The Link is Concordia University’s independent newspaper since 1980. http://thelinknewspaper.ca/

On May 9, 2011, then-premier Jean Charest launched the Plan Nord, an ambitious $80 billion development project aiming to build infrastructure in Quebec’s northern regions. Nearly two years later, the project’s still a magnet for controversy.

The plan proposed to find and extract mineral resource deposits, and to develop tourism, energy, forestry, wildlife and bio-food industries north of the 49th parallel.

The Plan Nord promises to generate $14 billion in revenue over the next 25 years, according to government estimates, during which time it will create or consolidate an average of 20,000 jobs a year.

The project has attracted significant backlash since it was announced, however.
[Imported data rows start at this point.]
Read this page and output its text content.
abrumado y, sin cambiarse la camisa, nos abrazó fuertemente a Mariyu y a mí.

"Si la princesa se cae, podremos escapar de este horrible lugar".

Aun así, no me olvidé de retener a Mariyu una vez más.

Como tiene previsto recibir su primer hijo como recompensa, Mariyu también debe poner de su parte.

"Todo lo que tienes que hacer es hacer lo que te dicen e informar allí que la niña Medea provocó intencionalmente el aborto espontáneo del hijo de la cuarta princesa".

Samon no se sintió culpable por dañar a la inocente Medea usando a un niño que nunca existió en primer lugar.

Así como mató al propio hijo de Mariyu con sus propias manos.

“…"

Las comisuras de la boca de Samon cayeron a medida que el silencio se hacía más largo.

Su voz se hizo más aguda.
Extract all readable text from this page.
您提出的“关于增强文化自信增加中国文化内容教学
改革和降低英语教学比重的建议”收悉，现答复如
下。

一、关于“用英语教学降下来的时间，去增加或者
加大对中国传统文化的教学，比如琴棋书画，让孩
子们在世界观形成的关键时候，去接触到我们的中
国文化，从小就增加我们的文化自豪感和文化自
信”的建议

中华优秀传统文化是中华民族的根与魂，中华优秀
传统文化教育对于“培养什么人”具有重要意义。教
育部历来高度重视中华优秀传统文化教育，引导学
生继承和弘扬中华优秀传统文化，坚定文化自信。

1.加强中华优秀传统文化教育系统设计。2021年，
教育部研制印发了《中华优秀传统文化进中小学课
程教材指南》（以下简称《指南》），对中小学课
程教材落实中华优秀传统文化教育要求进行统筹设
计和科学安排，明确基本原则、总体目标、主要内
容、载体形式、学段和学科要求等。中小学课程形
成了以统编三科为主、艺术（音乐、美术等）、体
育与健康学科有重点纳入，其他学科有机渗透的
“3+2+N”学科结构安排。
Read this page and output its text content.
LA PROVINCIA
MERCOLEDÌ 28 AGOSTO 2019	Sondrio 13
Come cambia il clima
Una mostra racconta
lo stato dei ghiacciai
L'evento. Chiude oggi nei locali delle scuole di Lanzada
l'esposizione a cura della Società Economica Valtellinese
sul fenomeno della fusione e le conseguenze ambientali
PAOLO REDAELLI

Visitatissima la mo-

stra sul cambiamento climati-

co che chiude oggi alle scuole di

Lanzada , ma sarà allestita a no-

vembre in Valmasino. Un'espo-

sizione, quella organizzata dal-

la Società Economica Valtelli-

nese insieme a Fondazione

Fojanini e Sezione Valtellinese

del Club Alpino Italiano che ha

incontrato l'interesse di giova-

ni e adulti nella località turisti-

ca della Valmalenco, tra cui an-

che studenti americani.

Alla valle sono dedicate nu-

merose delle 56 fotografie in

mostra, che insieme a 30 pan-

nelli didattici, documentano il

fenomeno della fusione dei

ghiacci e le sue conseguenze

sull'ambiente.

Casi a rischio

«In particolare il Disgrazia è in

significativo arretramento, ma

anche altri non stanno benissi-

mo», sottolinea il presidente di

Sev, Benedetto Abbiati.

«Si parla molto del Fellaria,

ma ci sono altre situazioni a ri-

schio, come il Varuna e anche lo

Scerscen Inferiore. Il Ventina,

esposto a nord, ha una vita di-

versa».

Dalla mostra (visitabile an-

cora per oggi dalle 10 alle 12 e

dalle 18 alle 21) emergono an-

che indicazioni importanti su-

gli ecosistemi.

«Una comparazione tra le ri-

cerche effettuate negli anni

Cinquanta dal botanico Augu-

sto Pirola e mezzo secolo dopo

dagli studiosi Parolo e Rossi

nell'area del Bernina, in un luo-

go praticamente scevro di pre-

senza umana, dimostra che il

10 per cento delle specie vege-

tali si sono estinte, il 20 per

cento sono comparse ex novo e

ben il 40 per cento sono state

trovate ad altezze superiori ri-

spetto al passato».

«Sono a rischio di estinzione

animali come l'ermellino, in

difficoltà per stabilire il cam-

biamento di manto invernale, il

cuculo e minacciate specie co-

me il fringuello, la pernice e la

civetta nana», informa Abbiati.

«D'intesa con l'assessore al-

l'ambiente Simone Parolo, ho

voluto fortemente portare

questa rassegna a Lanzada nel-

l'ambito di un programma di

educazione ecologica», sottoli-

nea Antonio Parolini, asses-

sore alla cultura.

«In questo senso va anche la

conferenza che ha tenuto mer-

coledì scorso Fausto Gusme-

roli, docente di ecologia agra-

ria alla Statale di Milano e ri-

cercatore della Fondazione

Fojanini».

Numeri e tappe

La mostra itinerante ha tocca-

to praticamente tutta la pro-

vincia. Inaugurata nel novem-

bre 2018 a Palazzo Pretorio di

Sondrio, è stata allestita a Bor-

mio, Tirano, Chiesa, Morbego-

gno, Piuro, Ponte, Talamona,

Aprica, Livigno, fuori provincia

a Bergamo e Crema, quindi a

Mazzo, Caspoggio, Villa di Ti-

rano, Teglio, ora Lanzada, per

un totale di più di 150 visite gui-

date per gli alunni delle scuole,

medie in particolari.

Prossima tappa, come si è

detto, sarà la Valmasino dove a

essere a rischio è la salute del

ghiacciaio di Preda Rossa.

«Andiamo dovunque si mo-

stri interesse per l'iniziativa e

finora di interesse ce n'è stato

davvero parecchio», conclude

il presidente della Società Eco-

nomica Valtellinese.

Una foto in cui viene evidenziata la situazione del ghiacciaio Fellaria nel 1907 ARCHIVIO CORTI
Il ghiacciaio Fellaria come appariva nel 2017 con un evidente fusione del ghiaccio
Last April, a protest at the first Salon du Plan Nord caused general mayhem in and around the Palais des congrès de Montréal, with close to 100 protesters arrested.

Since then, the project has managed to cause outcry among environmentalists and anti-capitalists—and everyone in between. “Northern Quebec is a fragile place,” said Greenpeace Quebec director Nicolas Mainville in an April 2012 press release.

“Greenpeace has identified two virgin forests, la Vallée de la Broadback and les Montagnes Blanches, as priority areas for protection, but the government is going ahead with plans for mining in these areas.

“The exploitation of natural resources will have irreversible effects on the environment, populations and their way of life,” echoed a May 2011 petition from the group Innu Power.

“The Plan Nord aims to exploit a maximum of resources over the short term, thereby neglecting the respect and rights of future generations.”

Despite widespread outcry and a change in government, the Plan Nord survived Jean Charest’s exit and is now in the hands of the present Parti Québécois government.

In December, Premier Pauline Marois announced her intention to proceed with natural resource negotiations with the Atikamekw First Nation, expecting to come to an agreement by July 2013.

“Hydroelectric development in the Great North should be done with the respect of residents and their environment in mind,” reads the PQ website. “The Charest government, however, didn’t hesitate to announce its ‘plan’ (which wasn’t one) before even having consulted those it affects the most.”

While the Plan Nord has been updated, dissent has held firm.

“The pillagers are gathering,” proclaimed Anti-Capitalist Convergence Montreal on its website, in preparation of the demonstration on Jan. 8.

“Sponsored largely by mining (Osisko) and tar sands (Enbridge), the profiteers are preparing the assimilation of indigenous communities into their industrial framework, and into their large-scale destruction of the wild,” the message continued.

The union federation Confédération des syndicates nationaux has also come out in opposition to the project.

The CSN said that, while northern development is important, it must also “be done in a perspective of sustainable development that assures the respect of aboriginal rights and of local communities, and that protects biodiversity and the exceptional ecosystems found in Northern Quebec.”